Chief Inspector Standish silently handed the tinkerer his own gun.
“And just where are you going to get an airship?” Hardcastle demanded, reaching out imploringly to the nearest soldier for a firearm—and receiving one.
Tempest turned in the doorway to give him a wider smile. “The mail run.”
Standish gawped at the tinkerer noble. “Now hold hard, there, sir! There are laws about interfering with Her Majesty’s mail—”
He found himself talking to empty air. The Lady Harminster had passed him like a rushing wind—a hastening gale that blew Hardcastle and Tempest, ahead of her, through the door. The three of them hurried to get out of Foxden, Tempest thrusting the cloth bags into Hardcastle’s hands as they went.
The senior beagle stared after them, listening to the dwindling sounds of their headlong departure.

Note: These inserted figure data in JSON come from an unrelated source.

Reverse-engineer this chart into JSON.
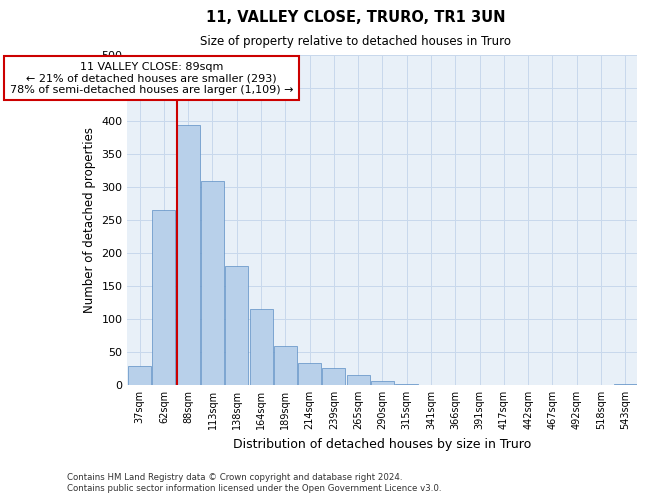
{
  "title": "11, VALLEY CLOSE, TRURO, TR1 3UN",
  "subtitle": "Size of property relative to detached houses in Truro",
  "xlabel": "Distribution of detached houses by size in Truro",
  "ylabel": "Number of detached properties",
  "footer_line1": "Contains HM Land Registry data © Crown copyright and database right 2024.",
  "footer_line2": "Contains public sector information licensed under the Open Government Licence v3.0.",
  "bar_color": "#b8d0ea",
  "bar_edge_color": "#5b8ec4",
  "annotation_box_color": "#cc0000",
  "vline_color": "#cc0000",
  "grid_color": "#c8d8ec",
  "bg_color": "#e8f0f8",
  "categories": [
    "37sqm",
    "62sqm",
    "88sqm",
    "113sqm",
    "138sqm",
    "164sqm",
    "189sqm",
    "214sqm",
    "239sqm",
    "265sqm",
    "290sqm",
    "315sqm",
    "341sqm",
    "366sqm",
    "391sqm",
    "417sqm",
    "442sqm",
    "467sqm",
    "492sqm",
    "518sqm",
    "543sqm"
  ],
  "values": [
    28,
    264,
    393,
    308,
    180,
    115,
    58,
    32,
    25,
    15,
    6,
    1,
    0,
    0,
    0,
    0,
    0,
    0,
    0,
    0,
    1
  ],
  "ylim": [
    0,
    500
  ],
  "yticks": [
    0,
    50,
    100,
    150,
    200,
    250,
    300,
    350,
    400,
    450,
    500
  ],
  "vline_bar_index": 2,
  "annotation_text_line1": "11 VALLEY CLOSE: 89sqm",
  "annotation_text_line2": "← 21% of detached houses are smaller (293)",
  "annotation_text_line3": "78% of semi-detached houses are larger (1,109) →"
}
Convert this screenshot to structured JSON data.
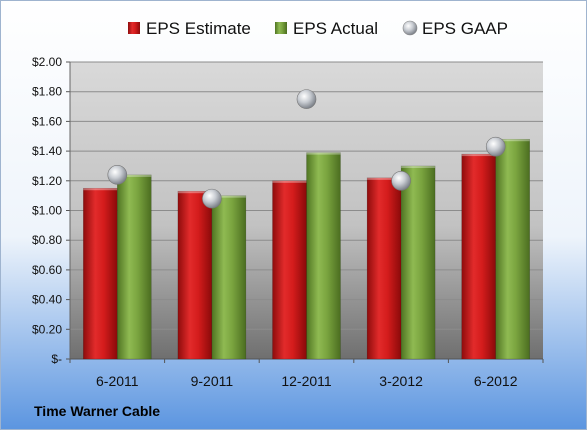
{
  "chart_data": {
    "type": "bar",
    "categories": [
      "6-2011",
      "9-2011",
      "12-2011",
      "3-2012",
      "6-2012"
    ],
    "series": [
      {
        "name": "EPS Estimate",
        "kind": "bar",
        "color": "#cc1a1a",
        "values": [
          1.15,
          1.13,
          1.2,
          1.22,
          1.38
        ]
      },
      {
        "name": "EPS Actual",
        "kind": "bar",
        "color": "#77a03c",
        "values": [
          1.24,
          1.1,
          1.39,
          1.3,
          1.48
        ]
      },
      {
        "name": "EPS GAAP",
        "kind": "scatter",
        "color": "#b8bcc4",
        "values": [
          1.24,
          1.08,
          1.75,
          1.2,
          1.43
        ]
      }
    ],
    "ylim": [
      0,
      2.0
    ],
    "yticks": [
      0,
      0.2,
      0.4,
      0.6,
      0.8,
      1.0,
      1.2,
      1.4,
      1.6,
      1.8,
      2.0
    ],
    "ytick_labels": [
      "$-",
      "$0.20",
      "$0.40",
      "$0.60",
      "$0.80",
      "$1.00",
      "$1.20",
      "$1.40",
      "$1.60",
      "$1.80",
      "$2.00"
    ],
    "grid": true,
    "legend_position": "top",
    "title": "",
    "xlabel": "",
    "ylabel": ""
  },
  "footer": {
    "company": "Time Warner Cable"
  }
}
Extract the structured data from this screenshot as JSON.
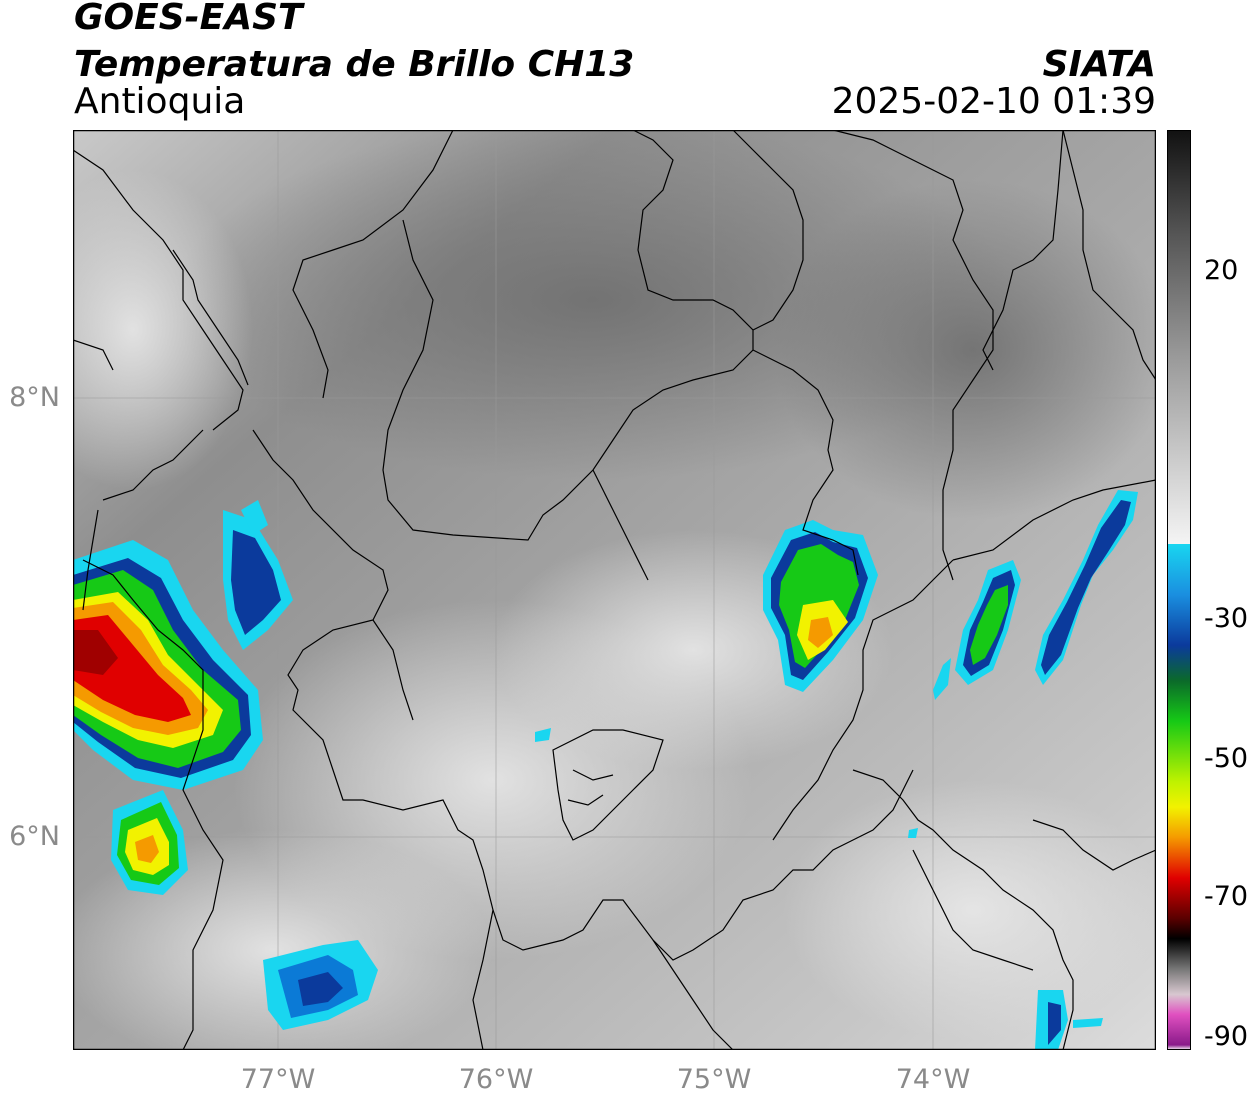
{
  "header": {
    "satellite": "GOES-EAST",
    "product": "Temperatura de Brillo CH13",
    "region": "Antioquia",
    "organization": "SIATA",
    "timestamp": "2025-02-10 01:39"
  },
  "axes": {
    "lat_labels": [
      "8°N",
      "6°N"
    ],
    "lon_labels": [
      "77°W",
      "76°W",
      "75°W",
      "74°W"
    ]
  },
  "colorbar": {
    "tick_labels": [
      "20",
      "-30",
      "-50",
      "-70",
      "-90"
    ],
    "colors": {
      "warm_dark": "#1a1a1a",
      "gray_mid": "#7a7a7a",
      "gray_light": "#f2f2f2",
      "cyan": "#19d6f0",
      "blue": "#0b3a9c",
      "green": "#16c916",
      "yellow": "#f2f200",
      "orange": "#f59a00",
      "red": "#e00000",
      "dark_red": "#5a0000",
      "black": "#000000",
      "pink": "#e050c0",
      "purple": "#8a1a8a"
    }
  }
}
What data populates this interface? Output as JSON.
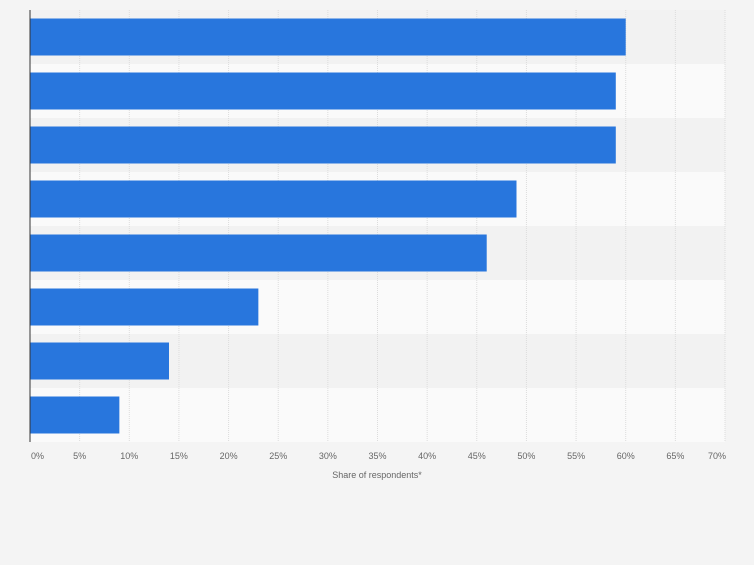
{
  "chart_data": {
    "type": "bar",
    "orientation": "horizontal",
    "categories": [
      "",
      "",
      "",
      "",
      "",
      "",
      "",
      ""
    ],
    "values": [
      60,
      59,
      59,
      49,
      46,
      23,
      14,
      9
    ],
    "xlabel": "Share of respondents*",
    "ylabel": "",
    "xlim": [
      0,
      70
    ],
    "ticks": [
      0,
      5,
      10,
      15,
      20,
      25,
      30,
      35,
      40,
      45,
      50,
      55,
      60,
      65,
      70
    ],
    "tick_labels": [
      "0%",
      "5%",
      "10%",
      "15%",
      "20%",
      "25%",
      "30%",
      "35%",
      "40%",
      "45%",
      "50%",
      "55%",
      "60%",
      "65%",
      "70%"
    ],
    "grid": true,
    "legend": "none",
    "colors": {
      "bar": "#2876dd",
      "band_dark": "#f2f2f2",
      "band_light": "#fafafa",
      "grid": "#dcdcdc",
      "axis": "#333333",
      "text": "#666666"
    }
  }
}
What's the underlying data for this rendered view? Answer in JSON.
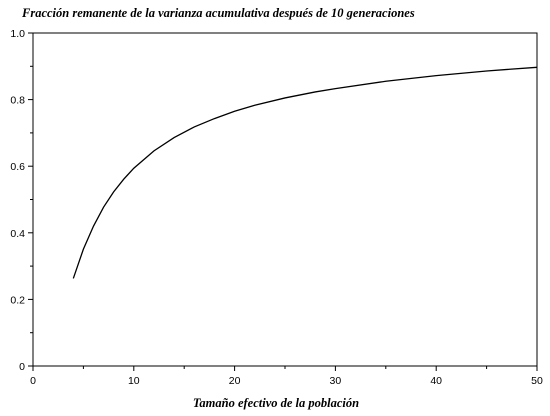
{
  "chart_data": {
    "type": "line",
    "title": "Fracción remanente de la varianza acumulativa después de 10 generaciones",
    "xlabel": "Tamaño efectivo de la población",
    "ylabel": "",
    "xlim": [
      0,
      50
    ],
    "ylim": [
      0,
      1.0
    ],
    "x_ticks": [
      0,
      10,
      20,
      30,
      40,
      50
    ],
    "x_tick_labels": [
      "0",
      "10",
      "20",
      "30",
      "40",
      "50"
    ],
    "y_ticks": [
      0,
      0.2,
      0.4,
      0.6,
      0.8,
      1.0
    ],
    "y_tick_labels": [
      "0",
      "0.2",
      "0.4",
      "0.6",
      "0.8",
      "1.0"
    ],
    "grid": false,
    "series": [
      {
        "x": [
          4,
          5,
          6,
          7,
          8,
          9,
          10,
          12,
          14,
          16,
          18,
          20,
          22,
          25,
          28,
          30,
          35,
          40,
          45,
          50
        ],
        "y": [
          0.263,
          0.351,
          0.42,
          0.477,
          0.523,
          0.561,
          0.594,
          0.646,
          0.686,
          0.718,
          0.743,
          0.765,
          0.783,
          0.805,
          0.823,
          0.833,
          0.855,
          0.872,
          0.886,
          0.897
        ]
      }
    ]
  }
}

Then he shrugged, shook his head with a wry smile, and started barking orders. The soldiers could do as they pleased, but every constable here at Foxden was going to get to the Tower as fast as possible, in a proper armed force, to support the Prince.
* * *
Lady Constance Roodcannon finished the plate of Stilton and pears, sipped her favorite cordial, its ruby fire sliding warmly down her throat—ahh, most welcome in the chill air of dawn—and sent the servant away with a nod.